New York. Wenn Alexander Van der Bellen am Freitag nach New York reist, hat er ein Papier mit zahlreichen Appellen im Gepäck. 2019 solle das „Jahr des Muts für Klimaschutz“ werden, Klimaziele müssten konkret nachgebessert werden, Investitionen weltweit aus fossiler Energie abgezogen werden, um die Treibhausgasemissionen auf netto null zu senken.

32 Staats- und Regierungschefs haben die vom österreichischen Präsidenten ins Leben gerufene Initiative unterschrieben, unter ihnen Deutschlands Frank-Walter Steinmeier und Frankreichs Emmanuel Macron. Kurz vor der UN-Generalversammlung, der am Montag ein Klimagipfel vorangeht, sei dies ein „Zeichen der Hoffnung“, meint Van der Bellen. „Wenn wir weitermachen wie bisher, wird aus der Klimakrise eine Klimakatastrophe, die die Lebensqualität für uns Menschen auf diesem Planeten drastisch verschlechtern wird. Das kann keiner wollen.“ Tatsächlich wird die österreichische Delegation, der auch Kanzlerin Brigitte Bierlein, Außenminister Alexander Schallenberg und Umweltministerin Maria Patek angehören, mit ihren Anliegen in der liberalen Metropole New York auf offene Ohren stoßen.

Massenaufmarsch in Manhattan

Zehntausende, vielleicht Hunderttausende Demonstranten werden beim „Fridays for Future“-Marsch, der von der Aktivistin Greta Thunberg angeführt wird, durch Lower Manhattan ziehen.
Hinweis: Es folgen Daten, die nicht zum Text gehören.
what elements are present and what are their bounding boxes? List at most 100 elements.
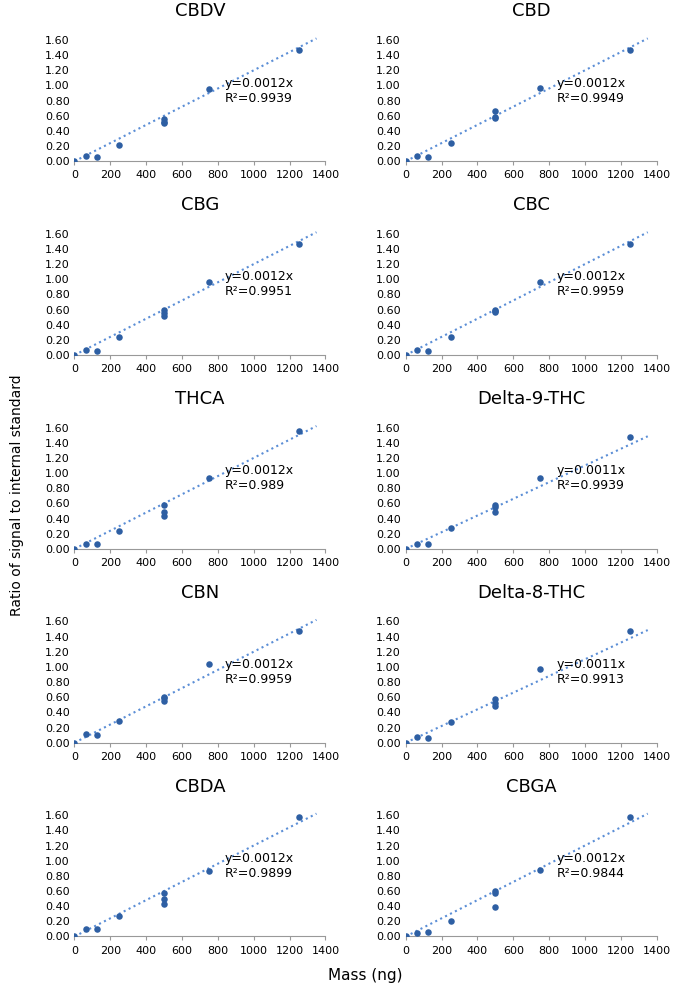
Point <box>81 921 91 936</box>
Point <box>490 691 501 707</box>
Point <box>445 520 456 536</box>
Point <box>422 149 433 165</box>
Point <box>158 308 169 324</box>
Point <box>114 713 125 728</box>
Point <box>490 883 501 899</box>
Point <box>69 541 80 557</box>
Title: CBDV: CBDV <box>175 2 225 21</box>
Point <box>535 661 546 677</box>
Point <box>412 729 422 745</box>
Point <box>445 329 456 345</box>
Point <box>158 690 169 706</box>
Point <box>422 536 433 552</box>
Point <box>490 110 501 126</box>
Point <box>535 80 546 96</box>
Point <box>81 148 91 164</box>
Point <box>91 149 102 165</box>
Point <box>69 154 80 169</box>
Point <box>412 925 422 940</box>
Point <box>69 347 80 363</box>
Point <box>81 726 91 742</box>
Point <box>624 429 635 445</box>
Point <box>158 111 169 127</box>
Point <box>490 496 501 512</box>
Point <box>490 699 501 715</box>
Point <box>624 42 635 57</box>
Point <box>158 885 169 901</box>
Point <box>91 921 102 936</box>
Point <box>624 809 635 825</box>
Point <box>158 301 169 317</box>
Title: CBG: CBG <box>181 196 219 214</box>
Point <box>293 236 304 252</box>
Title: Delta-8-THC: Delta-8-THC <box>477 584 586 602</box>
Title: Delta-9-THC: Delta-9-THC <box>477 390 586 408</box>
Point <box>422 924 433 939</box>
Title: CBDA: CBDA <box>175 778 225 796</box>
Point <box>293 423 304 439</box>
Point <box>158 504 169 520</box>
Point <box>158 690 169 706</box>
Point <box>158 304 169 320</box>
Point <box>91 727 102 743</box>
Point <box>490 899 501 915</box>
Text: y=0.0012x
R²=0.9844: y=0.0012x R²=0.9844 <box>556 852 626 880</box>
Point <box>91 343 102 359</box>
Point <box>158 507 169 523</box>
Point <box>293 810 304 826</box>
Point <box>158 693 169 709</box>
Point <box>204 471 215 487</box>
Point <box>422 730 433 746</box>
Point <box>400 347 411 363</box>
Point <box>114 908 125 924</box>
Point <box>158 114 169 130</box>
Point <box>204 863 215 879</box>
Title: CBC: CBC <box>512 196 550 214</box>
Point <box>400 734 411 750</box>
Point <box>400 929 411 944</box>
Point <box>293 42 304 57</box>
Point <box>445 135 456 151</box>
Point <box>490 504 501 520</box>
Point <box>490 301 501 317</box>
Point <box>158 891 169 907</box>
Point <box>535 862 546 878</box>
Point <box>535 470 546 486</box>
Point <box>490 103 501 119</box>
Point <box>624 236 635 252</box>
Point <box>158 115 169 131</box>
Point <box>490 499 501 515</box>
Point <box>204 274 215 289</box>
Point <box>81 536 91 552</box>
Text: y=0.0012x
R²=0.9899: y=0.0012x R²=0.9899 <box>225 852 294 880</box>
Title: THCA: THCA <box>175 390 225 408</box>
Title: CBN: CBN <box>181 584 219 602</box>
Point <box>204 656 215 672</box>
Point <box>69 929 80 944</box>
Text: Mass (ng): Mass (ng) <box>328 968 403 983</box>
Point <box>490 109 501 125</box>
Point <box>400 541 411 557</box>
Text: y=0.0011x
R²=0.9913: y=0.0011x R²=0.9913 <box>556 658 626 686</box>
Point <box>445 715 456 730</box>
Text: y=0.0012x
R²=0.9949: y=0.0012x R²=0.9949 <box>556 76 626 105</box>
Point <box>490 885 501 901</box>
Point <box>91 536 102 552</box>
Point <box>422 343 433 359</box>
Point <box>490 696 501 712</box>
Point <box>400 154 411 169</box>
Text: y=0.0012x
R²=0.989: y=0.0012x R²=0.989 <box>225 464 294 493</box>
Text: y=0.0011x
R²=0.9939: y=0.0011x R²=0.9939 <box>556 464 626 493</box>
Text: y=0.0012x
R²=0.9939: y=0.0012x R²=0.9939 <box>225 76 294 105</box>
Title: CBD: CBD <box>512 2 550 21</box>
Point <box>158 496 169 512</box>
Point <box>535 275 546 290</box>
Text: y=0.0012x
R²=0.9951: y=0.0012x R²=0.9951 <box>225 271 294 298</box>
Text: y=0.0012x
R²=0.9959: y=0.0012x R²=0.9959 <box>225 658 294 686</box>
Point <box>204 81 215 97</box>
Point <box>412 536 422 552</box>
Point <box>114 329 125 345</box>
Text: Ratio of signal to internal standard: Ratio of signal to internal standard <box>10 375 24 616</box>
Point <box>293 623 304 639</box>
Point <box>624 623 635 639</box>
Dafür sorgte auch der demokratische Bürgermeister, Bill de Blasio: Die 1,1 Millionen Schüler New Yorks dürfen für den Protest den Unterricht verpassen. Das Timing für den Klimagipfel im Vorfeld des UN-Treffens könnte besser kaum sein. Journalisten aus aller Welt reisen zum diplomatischen Gedankenaustausch mit, und die Klimakrise wird eines der zentralen Themen beim Austausch der Regierungschefs sein. „Kommt mit Plänen, nicht bloß mit Reden“, forderte UN-Generalsekretär António Guterres im Vorfeld der Veranstaltung.